Wine: Why now is the time to buy Italian | Wine, Life & Geek - entre Bordeaux & Toulouse | Scoop.it

When Italy surpassed France in wine production for the first time two years ago, the news was not greeted as a welcome achievement.
Aside from bragging rights, Italian vintners were faced with having to sell more wine than ever at a time when regional consumption was dropping.
It meant more Italian wine would be dumped into the so-called Wine Lake, a surplus of wine produced within the European Union, which buys the stuff and turns it into industrial alcohol.
In a European market of increasing supply and falling demand, that is not a winning scenario. Fortunately, however, Italian wineries are having their "Duh!" moment: by offering more well-made regional wines at reasonable prices, they can sell more wine.
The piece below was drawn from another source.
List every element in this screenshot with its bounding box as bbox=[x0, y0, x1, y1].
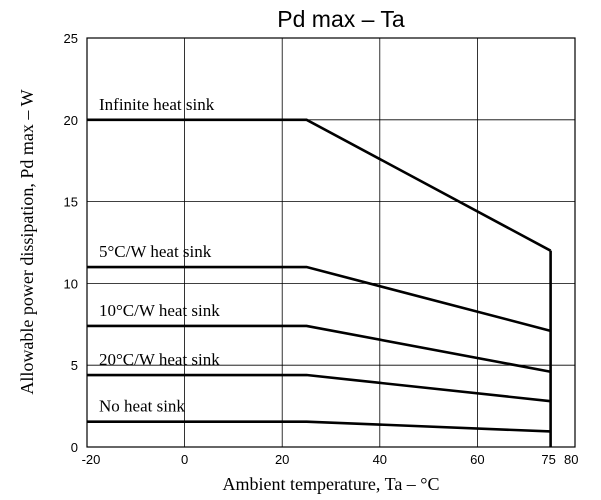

For too many years, many Italian vintners suffered from a hubris built on the international success of very high-end wines like barolos and barbarescos and Super Tuscans. Buoyed by industry bureaucrats eager to award the prestigious D.O.C.G. appellation (a denomination of guaranteed high quality wine) to wines of little regional distinction, wineries tried to stick high price tags on wines of no real excellence.
Importers tried to convince wine drinkers that a bottle of unfamiliar verdicchio was worth $50 or a Santa Margherita pinot grigio $60 in a restaurant. As a result, wine lovers began moaning that Italian wines were pricing themselves out of the market.
Now, with sales sputtering and the Wine Lake brimming over, some very fine Italian vintners are getting into the market with delicious wines at prices right on the money. And it's happening at the retail level more than in restaurants, which continue to hike up margins three and four times above retail.